Court Opinion

ID: 6095631
Source: CourtListenerOpinion
Date Created: 2022-01-13 20:23:52.172931+00
Date Added: 2024-06-11T08:53:23.806591
License: Public Domain

Appeal from a judgment of the Yates County Court (W. Patrick Falvey, J.), rendered November 19, 2013. The judgment convicted defendant, upon a jury verdict, of offering a false instrument for filing in the first degree and welfare fraud in the fifth degree.
It is hereby ordered that the judgment so appealed from is unanimously affirmed.
Memorandum: Defendant appeals from a judgment convicting her, upon a jury verdict, of offering a false instrument for filing in the first degree (Penal Law former § 175.35) and welfare fraud in the fifth degree (§ 158.05). Defendant was convicted of failing to report her income from a part-time job on a recertification application for food stamp benefits that she submitted to the Yates County Department of Social Services (DSS).
Defendant contends that she was denied effective assistance *1282of counsel because counsel failed to request an adverse inference instruction based upon the destruction of one page of her recertification application. We reject that contention. “A single error may qualify as ineffective assistance, but only when the error is sufficiently egregious and prejudicial as to compromise a defendant’s right to a fair trial” (People v Caban, 5 NY3d 143, 152 [2005]), and that is not the case here. Although an “adverse inference charge should be given where a defendant, using reasonable diligence, has requested evidence reasonably likely to be material, and where that evidence has been destroyed by agents of the State” (People v Handy, 20 NY3d 663, 669 [2013]), in this case the DSS employee who destroyed the document was not acting as an agent of the police or prosecution within the meaning of Handy at the time she destroyed the document (see generally People v Heise, 41 AD3d 1255, 1256 [2007], lv denied 9 NY3d 1006 [2007]). Indeed, the record establishes that the document was destroyed in accordance with the DSS employee’s normal practices approximately six months before DSS learned that defendant had a part-time job and commenced the investigation that culminated in the instant conviction. In any event, even assuming, arguendo, that defendant was entitled to an adverse inference charge and defense counsel erred in failing to request that charge, we conclude that the error did not deprive defendant of meaningful representation (see People v Blake, 24 NY3d 78, 81-82 [2014]; see generally People v Baldi, 54 NY2d 137, 147 [1981]).

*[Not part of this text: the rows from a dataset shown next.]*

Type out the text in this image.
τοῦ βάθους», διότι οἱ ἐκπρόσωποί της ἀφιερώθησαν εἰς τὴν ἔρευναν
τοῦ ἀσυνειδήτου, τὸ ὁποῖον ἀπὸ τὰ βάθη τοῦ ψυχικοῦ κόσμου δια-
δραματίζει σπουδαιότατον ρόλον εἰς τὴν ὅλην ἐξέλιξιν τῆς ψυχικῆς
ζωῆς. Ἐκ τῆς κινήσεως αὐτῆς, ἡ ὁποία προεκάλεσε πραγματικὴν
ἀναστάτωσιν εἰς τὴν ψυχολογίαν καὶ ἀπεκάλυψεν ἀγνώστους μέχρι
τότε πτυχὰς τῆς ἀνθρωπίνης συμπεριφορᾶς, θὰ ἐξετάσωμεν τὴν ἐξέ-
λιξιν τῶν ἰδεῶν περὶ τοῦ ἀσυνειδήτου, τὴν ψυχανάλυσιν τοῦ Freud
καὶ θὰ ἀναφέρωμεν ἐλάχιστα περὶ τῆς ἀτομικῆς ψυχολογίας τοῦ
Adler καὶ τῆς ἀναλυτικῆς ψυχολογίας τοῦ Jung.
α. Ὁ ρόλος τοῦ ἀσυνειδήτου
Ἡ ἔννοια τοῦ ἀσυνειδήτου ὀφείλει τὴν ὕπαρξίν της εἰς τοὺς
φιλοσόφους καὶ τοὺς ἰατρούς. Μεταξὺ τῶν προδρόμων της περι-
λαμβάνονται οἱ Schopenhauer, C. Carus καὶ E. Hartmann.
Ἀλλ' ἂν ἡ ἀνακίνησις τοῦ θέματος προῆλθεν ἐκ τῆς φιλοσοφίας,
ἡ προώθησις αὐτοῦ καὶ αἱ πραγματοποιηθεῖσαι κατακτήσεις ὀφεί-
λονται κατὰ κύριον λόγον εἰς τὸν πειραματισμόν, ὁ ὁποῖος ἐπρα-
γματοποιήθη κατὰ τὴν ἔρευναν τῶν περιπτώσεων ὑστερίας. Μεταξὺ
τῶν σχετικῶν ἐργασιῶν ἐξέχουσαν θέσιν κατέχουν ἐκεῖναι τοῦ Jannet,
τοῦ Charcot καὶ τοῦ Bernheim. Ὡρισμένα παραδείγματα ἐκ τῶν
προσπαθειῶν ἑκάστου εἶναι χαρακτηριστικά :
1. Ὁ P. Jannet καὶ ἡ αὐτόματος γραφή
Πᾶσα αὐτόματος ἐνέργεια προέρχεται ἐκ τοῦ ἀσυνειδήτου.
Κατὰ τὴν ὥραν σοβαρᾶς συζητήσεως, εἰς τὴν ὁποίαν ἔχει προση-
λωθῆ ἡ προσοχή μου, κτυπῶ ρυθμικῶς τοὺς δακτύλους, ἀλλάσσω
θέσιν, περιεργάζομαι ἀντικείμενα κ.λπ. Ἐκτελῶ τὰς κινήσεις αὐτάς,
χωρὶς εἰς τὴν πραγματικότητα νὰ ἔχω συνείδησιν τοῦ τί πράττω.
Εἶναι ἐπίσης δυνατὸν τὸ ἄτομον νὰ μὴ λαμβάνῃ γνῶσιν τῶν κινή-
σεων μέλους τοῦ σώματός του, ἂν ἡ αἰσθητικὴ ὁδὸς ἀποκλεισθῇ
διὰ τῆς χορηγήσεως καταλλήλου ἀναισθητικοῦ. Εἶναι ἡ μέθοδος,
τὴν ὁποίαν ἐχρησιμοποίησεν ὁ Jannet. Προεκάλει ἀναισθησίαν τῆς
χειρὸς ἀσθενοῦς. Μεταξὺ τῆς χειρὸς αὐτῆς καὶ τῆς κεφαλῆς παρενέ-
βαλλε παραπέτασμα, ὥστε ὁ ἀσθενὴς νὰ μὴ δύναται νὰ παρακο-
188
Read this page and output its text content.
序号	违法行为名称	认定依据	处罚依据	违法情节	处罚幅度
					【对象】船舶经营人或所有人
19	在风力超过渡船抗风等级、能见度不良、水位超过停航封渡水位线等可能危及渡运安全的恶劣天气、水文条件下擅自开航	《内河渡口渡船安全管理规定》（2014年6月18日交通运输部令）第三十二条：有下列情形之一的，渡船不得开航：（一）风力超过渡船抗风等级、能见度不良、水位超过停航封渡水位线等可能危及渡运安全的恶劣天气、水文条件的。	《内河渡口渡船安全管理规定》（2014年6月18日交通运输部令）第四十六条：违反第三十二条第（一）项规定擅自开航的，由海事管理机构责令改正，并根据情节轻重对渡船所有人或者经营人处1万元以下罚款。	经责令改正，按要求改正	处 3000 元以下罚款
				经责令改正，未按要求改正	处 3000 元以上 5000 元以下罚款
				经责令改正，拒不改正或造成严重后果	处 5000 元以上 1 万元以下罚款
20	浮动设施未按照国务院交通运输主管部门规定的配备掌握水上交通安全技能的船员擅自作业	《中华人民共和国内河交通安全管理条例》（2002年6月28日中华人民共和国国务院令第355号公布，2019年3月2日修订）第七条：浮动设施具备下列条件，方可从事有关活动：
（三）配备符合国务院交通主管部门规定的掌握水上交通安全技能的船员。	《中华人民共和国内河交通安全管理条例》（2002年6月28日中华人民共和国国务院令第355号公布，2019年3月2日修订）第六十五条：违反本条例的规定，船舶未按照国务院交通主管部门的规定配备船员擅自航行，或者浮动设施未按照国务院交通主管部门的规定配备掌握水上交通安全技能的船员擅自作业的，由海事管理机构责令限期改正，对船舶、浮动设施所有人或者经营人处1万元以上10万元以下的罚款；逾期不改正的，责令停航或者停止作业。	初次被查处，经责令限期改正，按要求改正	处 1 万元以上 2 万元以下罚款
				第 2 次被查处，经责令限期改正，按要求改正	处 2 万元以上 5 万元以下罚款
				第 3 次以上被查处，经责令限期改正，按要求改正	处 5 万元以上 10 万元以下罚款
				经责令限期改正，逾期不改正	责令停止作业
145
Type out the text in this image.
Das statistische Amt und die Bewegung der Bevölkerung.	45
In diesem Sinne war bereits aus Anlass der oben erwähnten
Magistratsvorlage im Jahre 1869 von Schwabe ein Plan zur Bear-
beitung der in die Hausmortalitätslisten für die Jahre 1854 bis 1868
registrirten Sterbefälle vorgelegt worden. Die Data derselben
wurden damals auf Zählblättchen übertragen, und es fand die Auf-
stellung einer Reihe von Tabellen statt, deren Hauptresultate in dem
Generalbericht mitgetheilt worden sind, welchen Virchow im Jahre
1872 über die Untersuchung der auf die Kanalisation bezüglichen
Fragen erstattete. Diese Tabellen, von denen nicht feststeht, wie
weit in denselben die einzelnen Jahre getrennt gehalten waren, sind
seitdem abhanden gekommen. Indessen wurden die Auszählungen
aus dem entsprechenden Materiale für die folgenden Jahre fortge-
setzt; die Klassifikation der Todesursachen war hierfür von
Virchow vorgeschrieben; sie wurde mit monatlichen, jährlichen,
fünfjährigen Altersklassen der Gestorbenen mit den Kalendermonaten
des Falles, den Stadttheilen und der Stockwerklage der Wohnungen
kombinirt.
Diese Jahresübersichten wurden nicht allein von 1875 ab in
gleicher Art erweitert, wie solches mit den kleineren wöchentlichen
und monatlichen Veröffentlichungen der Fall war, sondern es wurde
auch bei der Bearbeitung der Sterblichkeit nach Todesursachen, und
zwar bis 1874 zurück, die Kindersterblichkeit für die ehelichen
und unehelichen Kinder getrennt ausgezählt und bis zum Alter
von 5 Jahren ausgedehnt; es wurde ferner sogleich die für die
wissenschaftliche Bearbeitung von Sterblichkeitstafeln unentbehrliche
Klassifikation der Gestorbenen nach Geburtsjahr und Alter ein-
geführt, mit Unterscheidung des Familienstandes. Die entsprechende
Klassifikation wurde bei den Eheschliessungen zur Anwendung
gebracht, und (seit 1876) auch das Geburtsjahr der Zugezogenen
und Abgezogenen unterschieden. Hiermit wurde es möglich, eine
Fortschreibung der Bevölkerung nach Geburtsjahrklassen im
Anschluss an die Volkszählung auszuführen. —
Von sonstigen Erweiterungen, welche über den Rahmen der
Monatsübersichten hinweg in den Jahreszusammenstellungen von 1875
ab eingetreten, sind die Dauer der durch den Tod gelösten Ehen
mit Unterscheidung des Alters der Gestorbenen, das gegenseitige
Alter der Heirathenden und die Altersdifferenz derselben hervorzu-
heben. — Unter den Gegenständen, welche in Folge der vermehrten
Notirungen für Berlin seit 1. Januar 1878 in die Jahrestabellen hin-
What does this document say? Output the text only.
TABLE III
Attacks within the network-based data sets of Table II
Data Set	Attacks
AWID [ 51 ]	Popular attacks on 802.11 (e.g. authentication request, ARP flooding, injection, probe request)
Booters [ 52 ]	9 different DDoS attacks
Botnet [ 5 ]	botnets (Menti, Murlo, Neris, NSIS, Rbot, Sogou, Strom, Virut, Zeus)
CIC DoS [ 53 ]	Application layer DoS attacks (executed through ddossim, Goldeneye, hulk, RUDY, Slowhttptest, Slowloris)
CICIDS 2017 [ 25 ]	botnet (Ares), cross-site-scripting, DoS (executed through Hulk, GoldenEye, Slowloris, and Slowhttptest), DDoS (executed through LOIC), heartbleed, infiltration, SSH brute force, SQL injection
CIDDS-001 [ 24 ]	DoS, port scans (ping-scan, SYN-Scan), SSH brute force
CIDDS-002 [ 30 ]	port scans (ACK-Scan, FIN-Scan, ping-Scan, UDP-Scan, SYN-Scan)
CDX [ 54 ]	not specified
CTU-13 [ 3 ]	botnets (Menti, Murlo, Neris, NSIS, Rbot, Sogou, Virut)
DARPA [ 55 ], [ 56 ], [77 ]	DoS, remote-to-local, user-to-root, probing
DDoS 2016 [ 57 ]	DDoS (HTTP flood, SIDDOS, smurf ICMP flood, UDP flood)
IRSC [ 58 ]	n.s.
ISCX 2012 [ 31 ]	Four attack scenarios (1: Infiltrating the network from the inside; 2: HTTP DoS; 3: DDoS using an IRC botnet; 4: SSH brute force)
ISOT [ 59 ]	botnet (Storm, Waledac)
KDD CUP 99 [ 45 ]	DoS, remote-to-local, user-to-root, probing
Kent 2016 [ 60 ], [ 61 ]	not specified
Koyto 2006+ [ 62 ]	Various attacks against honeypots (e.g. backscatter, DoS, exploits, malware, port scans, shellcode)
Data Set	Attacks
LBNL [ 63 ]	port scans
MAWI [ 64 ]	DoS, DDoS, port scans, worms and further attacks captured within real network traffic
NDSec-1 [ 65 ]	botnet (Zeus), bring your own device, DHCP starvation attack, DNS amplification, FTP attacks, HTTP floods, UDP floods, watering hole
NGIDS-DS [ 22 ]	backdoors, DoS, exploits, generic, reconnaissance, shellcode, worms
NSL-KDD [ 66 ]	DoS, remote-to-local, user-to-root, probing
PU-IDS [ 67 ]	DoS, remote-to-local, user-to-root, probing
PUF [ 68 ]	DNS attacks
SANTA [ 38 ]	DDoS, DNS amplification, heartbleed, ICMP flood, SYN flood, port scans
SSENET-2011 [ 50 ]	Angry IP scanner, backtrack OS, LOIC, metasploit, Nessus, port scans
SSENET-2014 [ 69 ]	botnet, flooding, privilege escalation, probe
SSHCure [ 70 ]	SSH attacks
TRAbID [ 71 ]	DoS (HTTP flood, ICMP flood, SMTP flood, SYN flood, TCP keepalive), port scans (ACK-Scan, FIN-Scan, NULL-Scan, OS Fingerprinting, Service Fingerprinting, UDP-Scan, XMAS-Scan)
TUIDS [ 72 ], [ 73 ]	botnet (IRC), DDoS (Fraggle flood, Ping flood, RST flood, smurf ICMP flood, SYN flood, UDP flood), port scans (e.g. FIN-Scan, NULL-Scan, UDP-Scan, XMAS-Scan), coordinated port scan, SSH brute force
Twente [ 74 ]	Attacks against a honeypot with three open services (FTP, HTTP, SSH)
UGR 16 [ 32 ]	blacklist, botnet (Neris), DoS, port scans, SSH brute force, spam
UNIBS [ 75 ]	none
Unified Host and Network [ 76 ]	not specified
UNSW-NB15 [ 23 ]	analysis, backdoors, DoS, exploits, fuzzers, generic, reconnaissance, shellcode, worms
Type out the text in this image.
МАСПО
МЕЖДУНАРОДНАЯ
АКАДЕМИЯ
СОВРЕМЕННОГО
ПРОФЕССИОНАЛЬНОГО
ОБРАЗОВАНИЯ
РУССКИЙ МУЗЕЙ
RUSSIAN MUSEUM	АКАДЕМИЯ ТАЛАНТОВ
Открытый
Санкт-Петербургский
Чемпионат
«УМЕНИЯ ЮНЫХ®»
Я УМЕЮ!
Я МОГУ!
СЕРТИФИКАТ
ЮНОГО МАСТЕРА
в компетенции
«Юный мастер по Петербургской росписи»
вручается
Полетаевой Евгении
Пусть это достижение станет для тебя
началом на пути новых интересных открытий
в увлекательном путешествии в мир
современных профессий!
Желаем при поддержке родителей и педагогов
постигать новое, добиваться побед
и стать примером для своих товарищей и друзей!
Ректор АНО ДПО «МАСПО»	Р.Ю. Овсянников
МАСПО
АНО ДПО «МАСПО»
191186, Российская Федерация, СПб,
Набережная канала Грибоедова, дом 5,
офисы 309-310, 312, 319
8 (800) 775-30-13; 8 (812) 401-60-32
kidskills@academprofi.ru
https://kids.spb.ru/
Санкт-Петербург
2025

Contrary to defendant’s contention, the evidence is legally sufficient to support the conviction (see generally People v Bleakley, 69 NY2d 490, 495 [1987]). The People established that defendant began working at her part-time job in October 2011 and knowingly failed to list the income from that job on a recertification application that she signed on November 19, 2011 with the intent to defraud DSS (see People v Hure, 16 AD3d 774, 775 [2005], lv denied 4 NY3d 854 [2005]; see generally People v Oberlander, 60 AD3d 1288, 1291 [2009]). Although defendant testified that she told a DSS employee about the income from her part-time job during a telephone call, and that she “most likely” listed that income on the page of the application that was destroyed by a DSS employee prior to trial, that DSS employee testified that she did not receive such a telephone call from defendant, and that the missing page of the application was destroyed because it contained no information other than a request to change the time of a scheduled appointment. Viewing the evidence in light of the elements of the crimes as charged to the jury (see People v Danielson, 9 NY3d 342, 349 [2007]), we conclude that the verdict is not against *1283the weight of the evidence (see generally Bleakley, 69 NY2d at 495).
Present — Whalen, P.J., Centra, NeMoyer, Troutman and Scudder, JJ.